There’s Coffee in that Nebula…

Yesterday, my mother and step-father and their trusty sled dog came down from the frozen north, and brought something to fill up the biggest void in my life. They brought me my books.

Not all of them – just five of the banana boxes came down yesterday. I believe there’s nearly twice that still left to come. But they’re my books. My babies. And they’re old and battered, with broken spines and doggy pages, and I love them more than anything else I own.

Throughout my twenties, I moved about a lot, but my books were a steady companion through all of that. Some of them have seen seven houses across three counties and two countries. Some of them have crossed the sea to Shetland and returned at least three times, if not more. Some of them have been with me for more than twenty years.

My love of books is a funny old thing, really. I love old books, where you can smell the musty smell of aging paper. It’s a savory smell, found mostly in old bookshops and libraries. It’s the way knowledge should smell. And I love new books. The smell of glossy paper, untouched and pristine. A sweet smell, of new libraries, bookshops, and printers. Savory and sweet. Old and new.

I turned out the boxes last night, to find what was in there.

Notebooks. Half full, half empty, barely touched. Scrappy and smart. I never throw away a notebook if there is something in it still. There were ten of them in the boxes yesterday. I just want to explore them in detail.

The Guinness Books of Records. These are like onanism of the soul. Cheap thrills, ideas, thoughts, achievements, ideals. I love them. Some years I get a Guinness Book for Christmas. Some years it’s forgotten. It’s like a dictionary. Always handy to have. Couple that with Pears Cyclopaedia, and you have a beautiful collection of up-to-date human knowledge.

Fantasy. My fantasies. The worlds I lived in as a child. The Belgariad, where I killed the dark god Torak. The Spellsinger story, where I was a bard, and hung around with an otter who swore like a sailor. L E Modesitt Jr’s world of Recluse, where order and chaos were in total and constant flux, every trying to gain the upper hand. The nordic fantasies of Elizabeth H Boyer, with its Light and Dark Alfar, and Dwarves and Trolls and Dragons. All with their maps, in the front of the books – maps of worlds I know better than the map of this little globe I live on now.
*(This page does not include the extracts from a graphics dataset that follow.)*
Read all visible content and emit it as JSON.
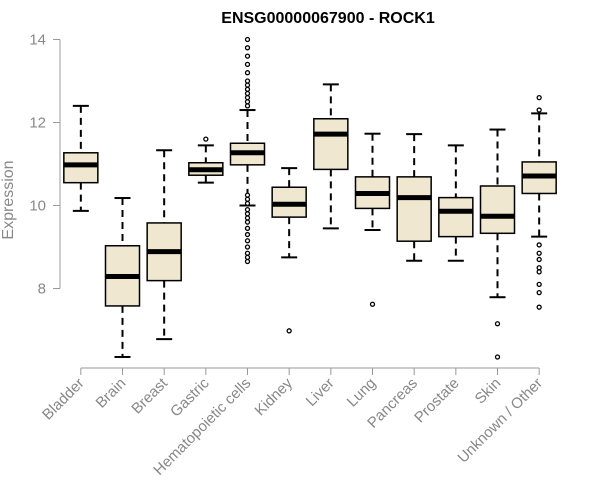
{
  "chart_data": {
    "type": "boxplot",
    "title": "ENSG00000067900 - ROCK1",
    "xlabel": "",
    "ylabel": "Expression",
    "ylim": [
      6.3,
      14.0
    ],
    "yticks": [
      8,
      10,
      12,
      14
    ],
    "grid": false,
    "colors": {
      "box_fill": "#efe7cf",
      "stroke": "#000000",
      "axis": "#999999",
      "tick_text": "#888888"
    },
    "categories": [
      "Bladder",
      "Brain",
      "Breast",
      "Gastric",
      "Hematopoietic cells",
      "Kidney",
      "Liver",
      "Lung",
      "Pancreas",
      "Prostate",
      "Skin",
      "Unknown / Other"
    ],
    "series": [
      {
        "name": "Bladder",
        "whisker_low": 9.87,
        "q1": 10.55,
        "median": 10.98,
        "q3": 11.27,
        "whisker_high": 12.4,
        "outliers": []
      },
      {
        "name": "Brain",
        "whisker_low": 6.35,
        "q1": 7.58,
        "median": 8.29,
        "q3": 9.03,
        "whisker_high": 10.18,
        "outliers": []
      },
      {
        "name": "Breast",
        "whisker_low": 6.78,
        "q1": 8.19,
        "median": 8.89,
        "q3": 9.58,
        "whisker_high": 11.33,
        "outliers": []
      },
      {
        "name": "Gastric",
        "whisker_low": 10.55,
        "q1": 10.73,
        "median": 10.86,
        "q3": 11.03,
        "whisker_high": 11.45,
        "outliers": [
          11.6
        ]
      },
      {
        "name": "Hematopoietic cells",
        "whisker_low": 10.0,
        "q1": 10.98,
        "median": 11.27,
        "q3": 11.5,
        "whisker_high": 12.3,
        "outliers": [
          8.65,
          8.75,
          8.85,
          9.0,
          9.15,
          9.3,
          9.45,
          9.6,
          9.7,
          9.8,
          9.9,
          10.05,
          10.15,
          10.25,
          12.4,
          12.5,
          12.6,
          12.7,
          12.8,
          12.9,
          13.0,
          13.2,
          13.4,
          13.6,
          13.8,
          14.0
        ]
      },
      {
        "name": "Kidney",
        "whisker_low": 8.75,
        "q1": 9.72,
        "median": 10.03,
        "q3": 10.44,
        "whisker_high": 10.9,
        "outliers": [
          6.98
        ]
      },
      {
        "name": "Liver",
        "whisker_low": 9.45,
        "q1": 10.87,
        "median": 11.72,
        "q3": 12.09,
        "whisker_high": 12.92,
        "outliers": []
      },
      {
        "name": "Lung",
        "whisker_low": 9.41,
        "q1": 9.93,
        "median": 10.29,
        "q3": 10.69,
        "whisker_high": 11.73,
        "outliers": [
          7.62
        ]
      },
      {
        "name": "Pancreas",
        "whisker_low": 8.67,
        "q1": 9.14,
        "median": 10.19,
        "q3": 10.69,
        "whisker_high": 11.72,
        "outliers": []
      },
      {
        "name": "Prostate",
        "whisker_low": 8.67,
        "q1": 9.25,
        "median": 9.86,
        "q3": 10.19,
        "whisker_high": 11.45,
        "outliers": []
      },
      {
        "name": "Skin",
        "whisker_low": 7.79,
        "q1": 9.33,
        "median": 9.74,
        "q3": 10.47,
        "whisker_high": 11.83,
        "outliers": [
          6.35,
          7.15
        ]
      },
      {
        "name": "Unknown / Other",
        "whisker_low": 9.25,
        "q1": 10.29,
        "median": 10.71,
        "q3": 11.05,
        "whisker_high": 12.22,
        "outliers": [
          7.55,
          7.9,
          8.1,
          8.4,
          8.5,
          8.7,
          8.85,
          9.05,
          12.3,
          12.6
        ]
      }
    ]
  }
}
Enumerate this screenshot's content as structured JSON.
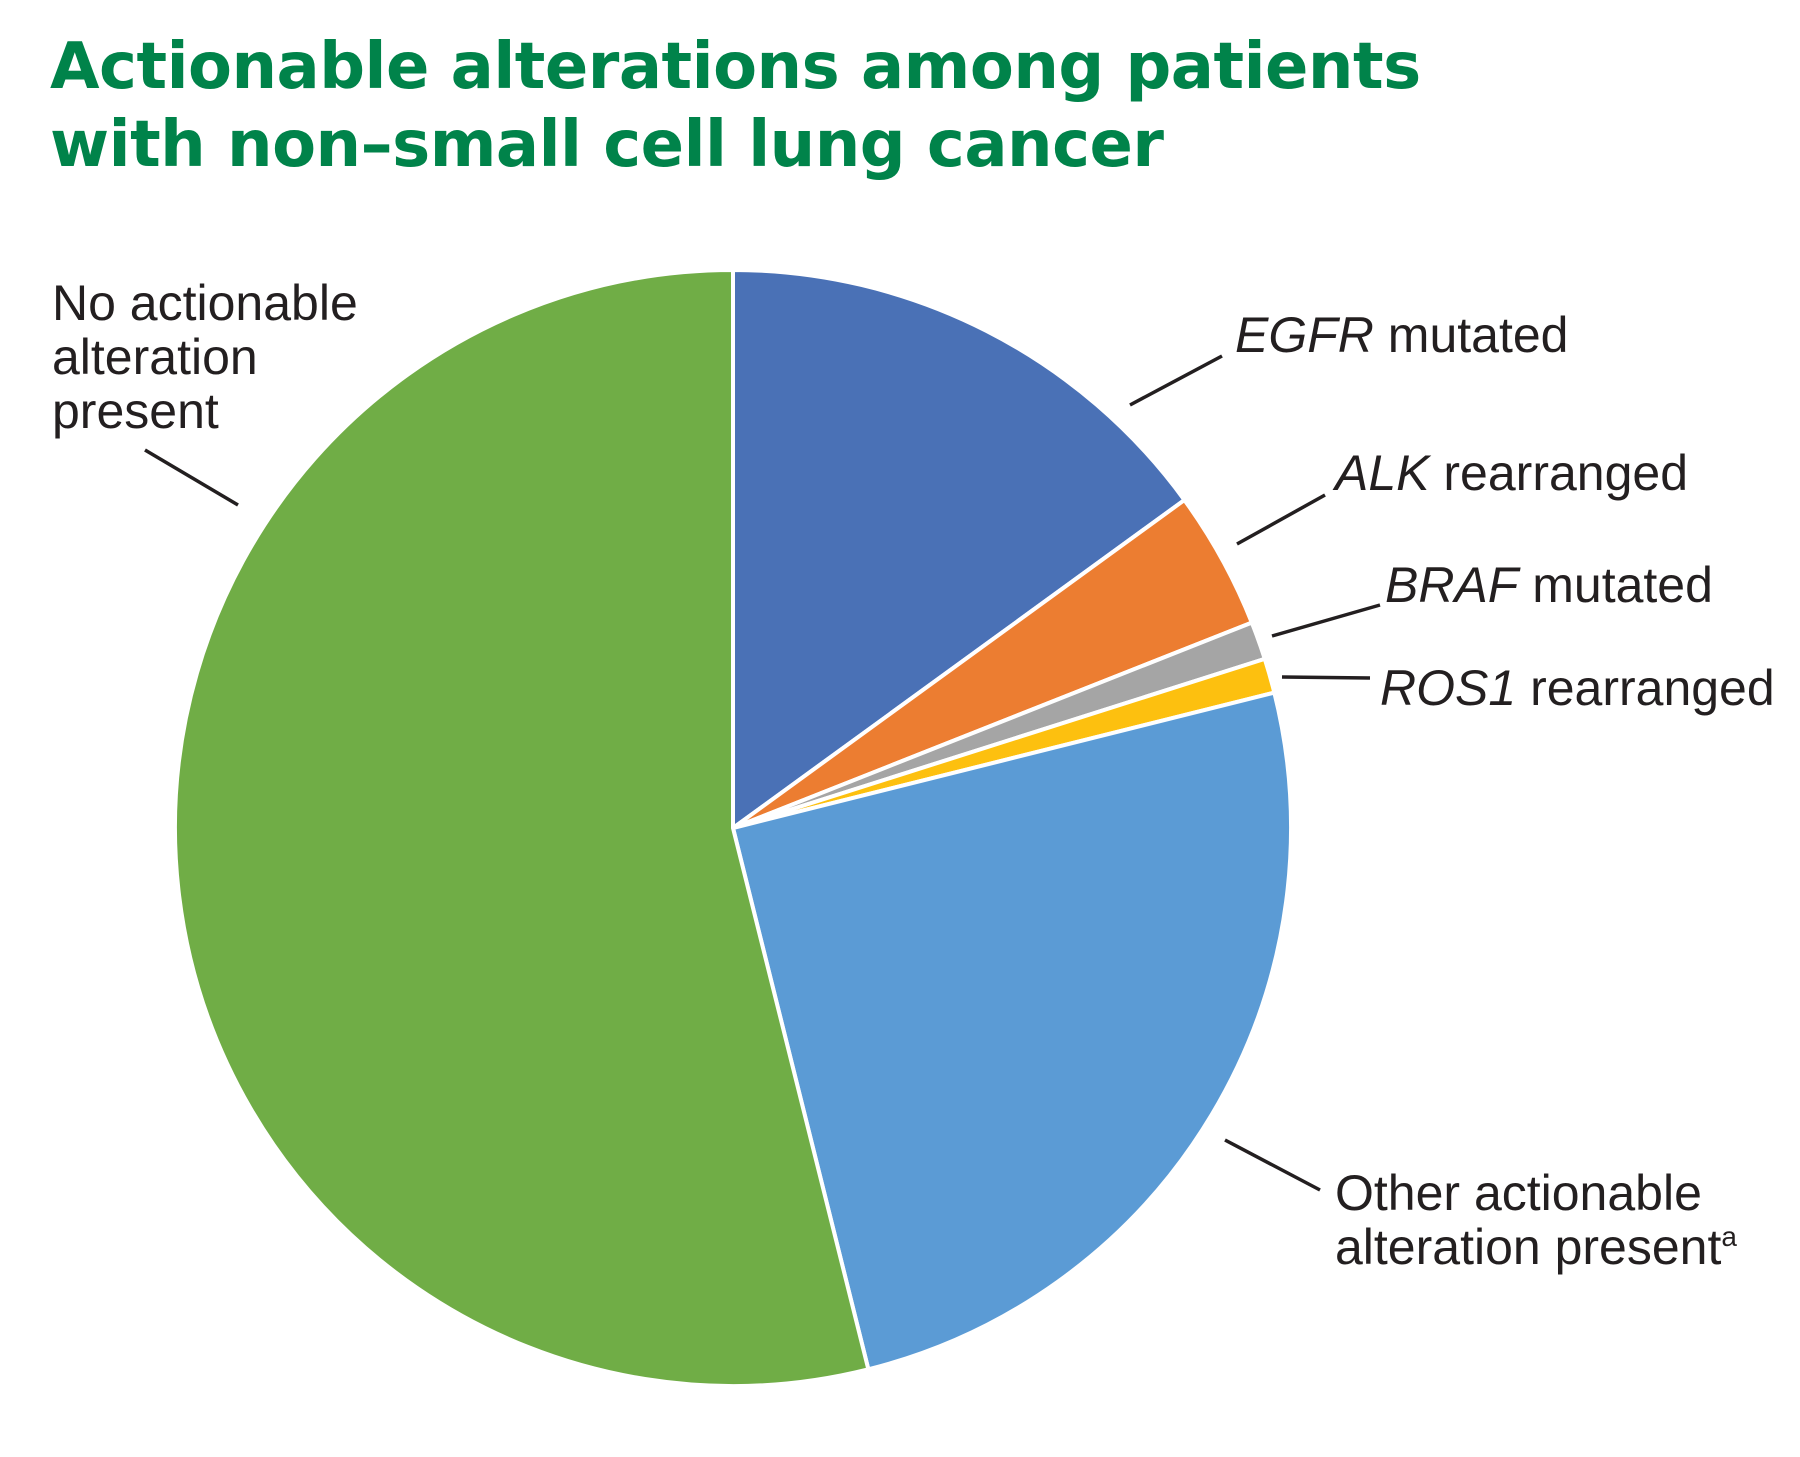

Voyager. Star Trek Voyager. Seven series of the best of Star Trek (Except for those two episodes in series two). An exploration of the Delta Quadrant, with an unparalleled captain. Captain Kathryn Janeway, who I would follow to the end of the earth and back if she gave the order. People will throw themselves behind gung-ho Kirk, the diplomat himself – Picard, or even, god forbid, the stuffed shirt that was Sisko (Whose only beautifully redeeming feature was that he punched Q). But Janeway was the promise. Janeway said that even in the depths of space, without an intergalactic Federation to back you up, you can hold to your principles.

Again, it’s followed me through six houses, and been a constant in my life. There’s always a comfort when Janeway’s there to take my hand.

Voyager. That’s going to be me lost for the next few weeks. Good morning.